Sally Simpson: ***
I've always played 2..Nf6 v 2.Qh5 and get a game I enjoy to play. Nc6 instead 0-0 and if Qg3 Nd5 gets you more play. Kd1 0-0 c3 d5 sac the Knight, you have moved it enough, it's done it's job.
Actually have a great game with this which I used in an after tournament - waiting for the prize money to get sorted - lecture attended by GM's, IM's, not yet M's and never will be M's.
Great round of applause, suggestion from someone to write a humorous yet instructive chess book and Rampant Chess appeared.
'The authors asked 13 Scottish GMs and IMs to send 5 games, without notes, for the authors to annotate.

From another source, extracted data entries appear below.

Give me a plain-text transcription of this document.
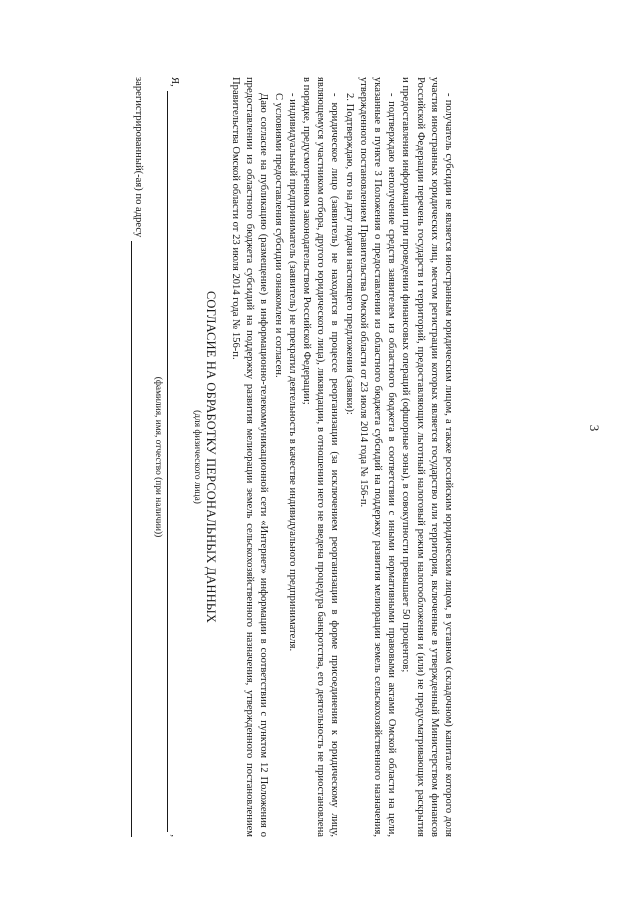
3

- получатель субсидии не является иностранным юридическим лицом, а также российским юридическим лицом, в уставном (складочном) капитале которого доля участия иностранных юридических лиц, местом регистрации которых является государство или территория, включенные в утвержденный Министерством финансов Российской Федерации перечень государств и территорий, предоставляющих льготный налоговый режим налогообложения и (или) не предусматривающих раскрытия и предоставления информации при проведении финансовых операций (офшорные зоны), в совокупности превышает 50 процентов;

- подтверждаю неполучение средств заявителем из областного бюджета в соответствии с иными нормативными правовыми актами Омской области на цели, указанные в пункте 3 Положения о предоставлении из областного бюджета субсидий на поддержку развития мелиорации земель сельскохозяйственного назначения, утвержденного постановлением Правительства Омской области от 23 июля 2014 года № 156-п.

2. Подтверждаю, что на дату подачи настоящего предложения (заявки):

- юридическое лицо (заявитель) не находится в процессе реорганизации (за исключением реорганизации в форме присоединения к юридическому лицу, являющемуся участником отбора, другого юридического лица), ликвидации, в отношении него не введена процедура банкротства, его деятельность не приостановлена в порядке, предусмотренном законодательством Российской Федерации;

- индивидуальный предприниматель (заявитель) не прекратил деятельность в качестве индивидуального предпринимателя.

С условиями предоставления субсидии ознакомлен и согласен.

Даю согласие на публикацию (размещение) в информационно-телекоммуникационной сети «Интернет» информации в соответствии с пунктом 12 Положения о предоставлении из областного бюджета субсидий на поддержку развития мелиорации земель сельскохозяйственного назначения, утвержденного постановлением Правительства Омской области от 23 июля 2014 года № 156-п.

СОГЛАСИЕ НА ОБРАБОТКУ ПЕРСОНАЛЬНЫХ ДАННЫХ
(для физического лица)
Я,
,
(фамилия, имя, отчество (при наличии))
зарегистрированный(-ая) по адресу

Most of the games were sent with notes anyway, so the authors pitched the notes and started in on their own! No respect for authority.

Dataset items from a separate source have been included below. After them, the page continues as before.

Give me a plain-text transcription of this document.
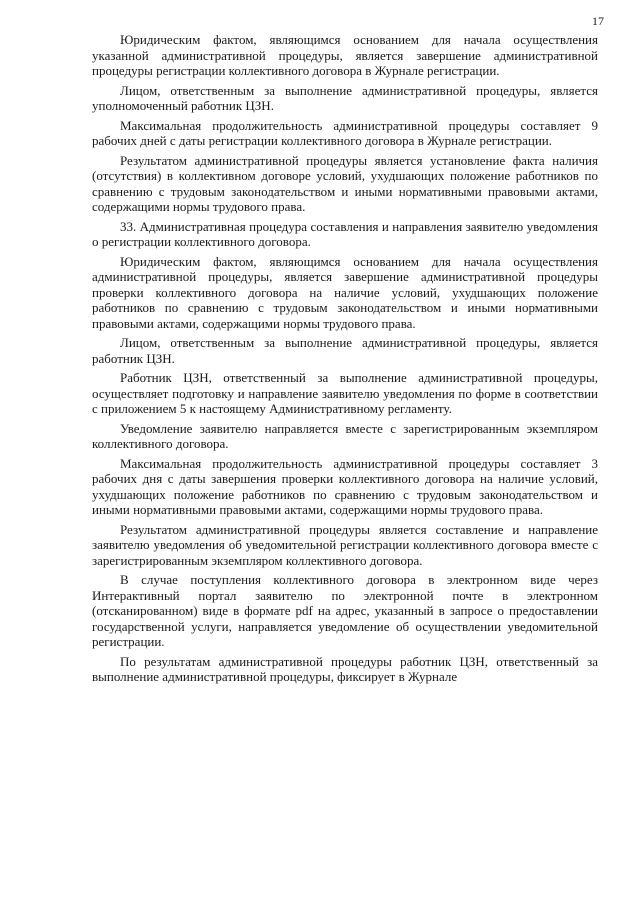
17

Юридическим фактом, являющимся основанием для начала осуществления указанной административной процедуры, является завершение административной процедуры регистрации коллективного договора в Журнале регистрации.

Лицом, ответственным за выполнение административной процедуры, является уполномоченный работник ЦЗН.

Максимальная продолжительность административной процедуры составляет 9 рабочих дней с даты регистрации коллективного договора в Журнале регистрации.

Результатом административной процедуры является установление факта наличия (отсутствия) в коллективном договоре условий, ухудшающих положение работников по сравнению с трудовым законодательством и иными нормативными правовыми актами, содержащими нормы трудового права.

33. Административная процедура составления и направления заявителю уведомления о регистрации коллективного договора.

Юридическим фактом, являющимся основанием для начала осуществления административной процедуры, является завершение административной процедуры проверки коллективного договора на наличие условий, ухудшающих положение работников по сравнению с трудовым законодательством и иными нормативными правовыми актами, содержащими нормы трудового права.

Лицом, ответственным за выполнение административной процедуры, является работник ЦЗН.

Работник ЦЗН, ответственный за выполнение административной процедуры, осуществляет подготовку и направление заявителю уведомления по форме в соответствии с приложением 5 к настоящему Административному регламенту.

Уведомление заявителю направляется вместе с зарегистрированным экземпляром коллективного договора.

Максимальная продолжительность административной процедуры составляет 3 рабочих дня с даты завершения проверки коллективного договора на наличие условий, ухудшающих положение работников по сравнению с трудовым законодательством и иными нормативными правовыми актами, содержащими нормы трудового права.

Результатом административной процедуры является составление и направление заявителю уведомления об уведомительной регистрации коллективного договора вместе с зарегистрированным экземпляром коллективного договора.

В случае поступления коллективного договора в электронном виде через Интерактивный портал заявителю по электронной почте в электронном (отсканированном) виде в формате pdf на адрес, указанный в запросе о предоставлении государственной услуги, направляется уведомление об осуществлении уведомительной регистрации.

По результатам административной процедуры работник ЦЗН, ответственный за выполнение административной процедуры, фиксирует в Журнале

As annotators, Chandler and Ruxton explicitly value fun above truth (not that they sacrifice the latter, exactly), so most of the notes are verbal, and usually silly. As far as I can see, their analysis is perfectly good; but if a long variation is required, they often prefer to insert a joke.
Somehow it works, partly because the games are so entertaining. But also because Chandler and Ruxton are having such a good time making fun of everybody (and themselves) that they don't lose perspective, treating the games lightly while making sure to hit the important points and get them right."
All came from a Qh5 game. (have to submit it.)
Looks like here:
when Narayanan went into his 'combination' with 19...Qa1+ missed that here White could play 22.Kxd1.
The obvious 22.Rxd1, the kind of move you skip past without looking for an alternative when calculating, drops the c7 Bishop after Bxb4 cxb4 to Rc8.